Innovia Films, a global producer of differentiated specialty biaxially oriented polypropylene (BOPP), is also offering sustainable packaging solutions. In 2018, it introduced Encore, a range of recyclable films. One of the films in the range incorporates a bio-based raw material that reduces the use of fossil-based packaging and the carbon footprint, and another aids the circular economy by using a chemically recycled polymer.

The Encore films are certified ISCC PLUS, a global sustainability certification system. According to the Innovia, the sustainable films have the same properties as the equivalent fossil-based BOPP film, including high clarity and gloss, high stiffness and printability.

To reduce carbon emissions and product waste, conserve resources and move to a circular economy, Innovia has been using Lifecycle Analysis to measure the benefit of product changes. “If packaging does not provide a functional benefit, it should be removed, regardless of the material selected,” says Alicia Crane, product manager at Innovia. “If it adds additional barrier benefits to increase shelf life and reduce waste and thus carbon emissions and product tracking, every effort should be made to reduce the weight of the packaging material required and make sure that it can be recycled into as near a closed-loop application as possible.”

Photo: Innovia

Make it Circular

For organic products, one of the packaging’s key functions is to provide a barrier against undesired elements. On top of requiring oxygen and flavor barriers like most food products, tobacco products traditionally have required a tropical vapor barrier, and the material must meet regulatory requirements. Depending on formulation and coating, the Encore range provides good moisture barrier and excellent functionality on high-speed machines, according to Innovia.

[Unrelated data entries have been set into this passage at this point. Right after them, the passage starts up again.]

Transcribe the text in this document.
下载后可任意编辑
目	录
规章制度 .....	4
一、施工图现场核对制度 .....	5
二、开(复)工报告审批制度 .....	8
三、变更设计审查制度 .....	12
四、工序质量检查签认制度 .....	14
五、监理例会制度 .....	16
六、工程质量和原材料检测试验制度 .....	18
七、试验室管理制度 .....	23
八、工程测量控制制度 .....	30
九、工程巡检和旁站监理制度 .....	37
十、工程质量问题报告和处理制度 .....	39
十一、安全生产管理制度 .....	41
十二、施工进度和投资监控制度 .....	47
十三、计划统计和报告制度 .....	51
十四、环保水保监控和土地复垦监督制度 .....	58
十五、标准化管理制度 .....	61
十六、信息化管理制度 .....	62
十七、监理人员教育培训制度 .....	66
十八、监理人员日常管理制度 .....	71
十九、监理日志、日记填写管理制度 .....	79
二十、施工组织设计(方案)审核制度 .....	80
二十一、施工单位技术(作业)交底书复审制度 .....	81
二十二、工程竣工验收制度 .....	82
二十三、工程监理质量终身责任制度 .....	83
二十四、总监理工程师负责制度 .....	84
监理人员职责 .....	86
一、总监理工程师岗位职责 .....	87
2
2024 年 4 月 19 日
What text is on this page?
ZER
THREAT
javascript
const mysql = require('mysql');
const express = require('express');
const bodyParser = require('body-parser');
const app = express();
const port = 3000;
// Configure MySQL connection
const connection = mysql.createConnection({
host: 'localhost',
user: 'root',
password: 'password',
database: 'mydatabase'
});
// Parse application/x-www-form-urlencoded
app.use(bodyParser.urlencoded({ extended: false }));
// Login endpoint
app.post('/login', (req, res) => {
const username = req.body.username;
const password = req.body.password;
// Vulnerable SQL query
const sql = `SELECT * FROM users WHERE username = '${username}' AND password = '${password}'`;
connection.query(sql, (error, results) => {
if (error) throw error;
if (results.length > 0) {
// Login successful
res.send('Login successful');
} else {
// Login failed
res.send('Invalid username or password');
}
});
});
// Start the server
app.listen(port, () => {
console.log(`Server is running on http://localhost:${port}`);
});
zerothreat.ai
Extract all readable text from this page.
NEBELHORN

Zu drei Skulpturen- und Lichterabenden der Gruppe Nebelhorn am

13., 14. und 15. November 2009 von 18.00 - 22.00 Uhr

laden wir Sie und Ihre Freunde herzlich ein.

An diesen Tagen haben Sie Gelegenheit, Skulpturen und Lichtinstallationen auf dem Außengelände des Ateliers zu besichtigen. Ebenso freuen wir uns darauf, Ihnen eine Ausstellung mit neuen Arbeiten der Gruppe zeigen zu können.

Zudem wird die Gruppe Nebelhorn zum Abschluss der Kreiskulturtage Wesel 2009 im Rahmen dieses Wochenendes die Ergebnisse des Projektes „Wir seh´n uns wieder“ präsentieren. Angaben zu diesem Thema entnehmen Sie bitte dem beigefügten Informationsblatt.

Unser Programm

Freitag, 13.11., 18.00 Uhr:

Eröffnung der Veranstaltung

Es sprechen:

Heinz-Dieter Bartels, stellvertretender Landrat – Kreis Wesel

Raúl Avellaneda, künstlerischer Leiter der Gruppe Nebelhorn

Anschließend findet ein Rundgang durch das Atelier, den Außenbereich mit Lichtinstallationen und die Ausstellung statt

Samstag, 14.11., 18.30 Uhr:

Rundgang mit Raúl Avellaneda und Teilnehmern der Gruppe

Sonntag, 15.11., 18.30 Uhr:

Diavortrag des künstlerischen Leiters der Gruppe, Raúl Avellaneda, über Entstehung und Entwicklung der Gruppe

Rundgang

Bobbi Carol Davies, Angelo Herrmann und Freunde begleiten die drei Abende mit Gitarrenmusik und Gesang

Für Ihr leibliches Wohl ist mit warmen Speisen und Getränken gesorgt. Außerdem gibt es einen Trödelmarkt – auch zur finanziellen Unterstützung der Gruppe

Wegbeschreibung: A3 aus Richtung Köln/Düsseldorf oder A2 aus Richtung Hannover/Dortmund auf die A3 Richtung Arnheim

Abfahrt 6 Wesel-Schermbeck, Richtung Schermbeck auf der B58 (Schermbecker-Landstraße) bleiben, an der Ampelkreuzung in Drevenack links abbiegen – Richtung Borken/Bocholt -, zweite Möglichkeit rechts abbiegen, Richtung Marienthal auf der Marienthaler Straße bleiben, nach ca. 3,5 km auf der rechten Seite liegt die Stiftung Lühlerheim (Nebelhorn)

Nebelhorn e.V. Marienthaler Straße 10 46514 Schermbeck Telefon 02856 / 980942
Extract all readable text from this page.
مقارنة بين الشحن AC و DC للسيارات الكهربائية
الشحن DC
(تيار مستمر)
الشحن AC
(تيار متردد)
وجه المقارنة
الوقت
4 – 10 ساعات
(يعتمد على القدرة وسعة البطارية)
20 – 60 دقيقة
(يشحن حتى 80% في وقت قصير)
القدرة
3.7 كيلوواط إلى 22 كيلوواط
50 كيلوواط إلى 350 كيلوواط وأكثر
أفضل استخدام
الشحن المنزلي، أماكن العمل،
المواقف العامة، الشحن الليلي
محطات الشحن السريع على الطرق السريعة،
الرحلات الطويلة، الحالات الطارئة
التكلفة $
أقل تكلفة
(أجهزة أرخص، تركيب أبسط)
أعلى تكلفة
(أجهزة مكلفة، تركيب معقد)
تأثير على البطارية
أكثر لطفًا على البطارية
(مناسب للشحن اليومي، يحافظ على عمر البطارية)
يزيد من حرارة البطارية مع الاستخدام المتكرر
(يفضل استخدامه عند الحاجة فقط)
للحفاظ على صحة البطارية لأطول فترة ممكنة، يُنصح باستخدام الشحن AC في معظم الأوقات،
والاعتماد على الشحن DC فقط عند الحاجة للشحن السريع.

In addition, the films require little energy and carbon during production, and they are able to be recycled effectively many times without suffering a degradation of their properties.

The variant based on a bio-based material is bio-circular, according to Crane: “Using ISCC PLUS-certified resins and the mass-balance approach, second-generation feedstock waste from other industries, such as tall oil or used cooking oil, can be used as alternative raw material sources to produce polypropylene resins. Because these raw materials go in at the primary stage of the production process, the ultimate films produced have exactly the same fingerprint as standard films, and all physical and mechanical properties are identical. The film importantly has food contact status. Because of the move from fossil-based sourcing, the material has a reduced carbon impact, which, depending on the percentage switched, can result in carbon-neutral film, cradle to gate.”

The circular product, which follows the same ISCC guidance and mass balance approach, employs raw materials that come from recycled mixed waste plastic by using chemical recycled processing. Tobacco films can be made with up to 90 percent recycled content. The film has the exact same physical and mechanical properties and food contact status, says Crane. “The consumer readily understands that higher levels of recycled materials mean less waste is being disposed of and more valued resources are kept in the economy,” she says. “The demand for recycled content has been significant, being more than the new investment in chemical recycling facilities has been able to deliver. This demand will only increase with new regulations coming into place. Bio circular does not see the same level of pull at present; perhaps the regulation on carbon emissions is behind that on packaging waste.”

Mechanical recycled content, which goes directly into the product, is enjoying considerable interest, she adds. It is another tool to retain valued resources and help build a circular economy.